Depuis cette date, les lignes de repli des
américanolâtres (on m’excusera d’abuser de ce terme barbare, je cherche
mieux... ) sont en train de céder les unes après les autres, bien qu’il
faille s’attendre à ce qu’il reste un dernier carré d’irréductibles. Mais il
reste encore une position où ils se retrouvent en fort nombreuse compagnie,
celle exprimée d’ailleurs par tous les commentateurs au lendemain de la
victoire des démocrates au Congrès, puis ces jours-ci au spectacle du
rassemblement à Washington des nouveaux opposants à la guerre d’Irak, et qui
traduit une foi profonde en une spécificité américaine : lorsque
l’Amérique aura tout perdu, il lui restera encore le coeur du système, sa Constitution.

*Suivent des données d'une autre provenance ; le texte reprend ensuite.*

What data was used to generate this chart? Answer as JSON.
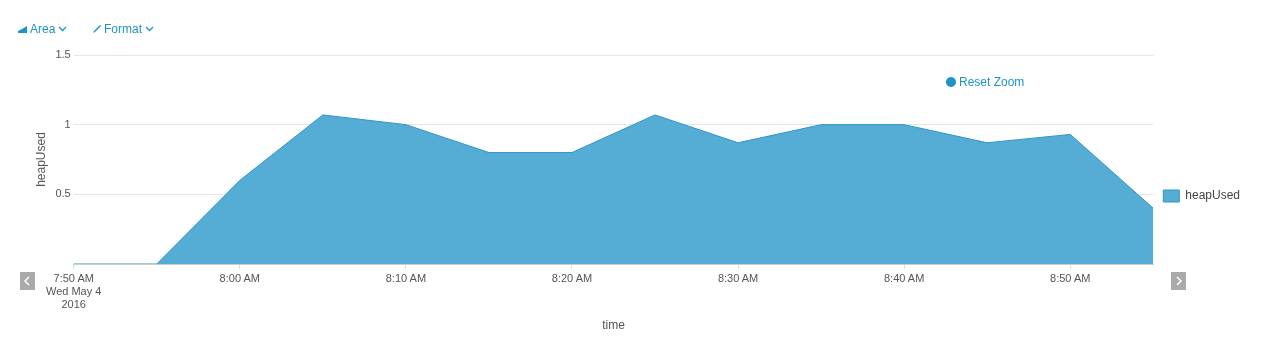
{
  "chart_data": {
    "type": "area",
    "xlabel": "time",
    "ylabel": "heapUsed",
    "x": [
      "2016-05-04T07:50",
      "2016-05-04T07:55",
      "2016-05-04T08:00",
      "2016-05-04T08:05",
      "2016-05-04T08:10",
      "2016-05-04T08:15",
      "2016-05-04T08:20",
      "2016-05-04T08:25",
      "2016-05-04T08:30",
      "2016-05-04T08:35",
      "2016-05-04T08:40",
      "2016-05-04T08:45",
      "2016-05-04T08:50",
      "2016-05-04T08:55"
    ],
    "series": [
      {
        "name": "heapUsed",
        "color": "#55acd4",
        "values": [
          0,
          0,
          0.6,
          1.07,
          1.0,
          0.8,
          0.8,
          1.07,
          0.87,
          1.0,
          1.0,
          0.87,
          0.93,
          0.4
        ]
      }
    ],
    "xlim": [
      "2016-05-04T07:50",
      "2016-05-04T08:55"
    ],
    "xticks": [
      {
        "value": "2016-05-04T07:50",
        "label": "7:50 AM\nWed May 4\n2016"
      },
      {
        "value": "2016-05-04T08:00",
        "label": "8:00 AM"
      },
      {
        "value": "2016-05-04T08:10",
        "label": "8:10 AM"
      },
      {
        "value": "2016-05-04T08:20",
        "label": "8:20 AM"
      },
      {
        "value": "2016-05-04T08:30",
        "label": "8:30 AM"
      },
      {
        "value": "2016-05-04T08:40",
        "label": "8:40 AM"
      },
      {
        "value": "2016-05-04T08:50",
        "label": "8:50 AM"
      }
    ],
    "ylim": [
      0,
      1.5
    ],
    "yticks": [
      0.5,
      1,
      1.5
    ],
    "grid": "y",
    "legend": "right",
    "marker": "none",
    "annotations": [
      "Area",
      "Format",
      "Reset Zoom"
    ]
  }
}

Je suis de ceux qui ont longtemps cru à l’efficience
du régime politique américain. non qu’il soit parfait mais, pour détourner un
mot de Churchill, c’est le pire à l’exclusion de tous les autres. J’ai accepté
sans barguigner l’idée que les Founding fathers avaient trouvé
immédiatement un équilibre garantissant les droits du peuple souverain et les
libertés individuelles ; que l’arrêt Marbury vs Madison qui faisait
de la Cour Suprême un co-législateur en représentait la quintessence ; que
le conflit entre droit et loi, marotte des néo-libéraux dans les années 80,
s’était heureusement résolu au bénéfice du premier, pas comme dans notre
vieille France rousseauiste. Et que la preuve de tout cela, c’est que les
États-Unis n’ont connu qu’une seule constitution alors que nous en avons changé
une douzaine de fois dans le même temps.
Vive le régime dit présidentiel, donc ! J’avais
eu quelques doutes il y a vingt ans, lorsque rédigeant ma thèse sur l’invention
du régime parlementaire sous la Restauration (1), je me suis demandé pourquoi, avec cet exemple
américain sous les yeux, l’ensemble des nations démocratiques ont adopté le
principe de responsabilité primo-ministérielle : régime d’assemblée
(Convention nationale de l’An II, système britannique monocaméral actuel,
depuis la « neutralisation » des Lords) ou régime parlementaire
(voire orléaniste comme celui de 1814 à 1848, et depuis 1958) avec des
variantes. Le régime présidentiel US reste une exception, presque une anomalie.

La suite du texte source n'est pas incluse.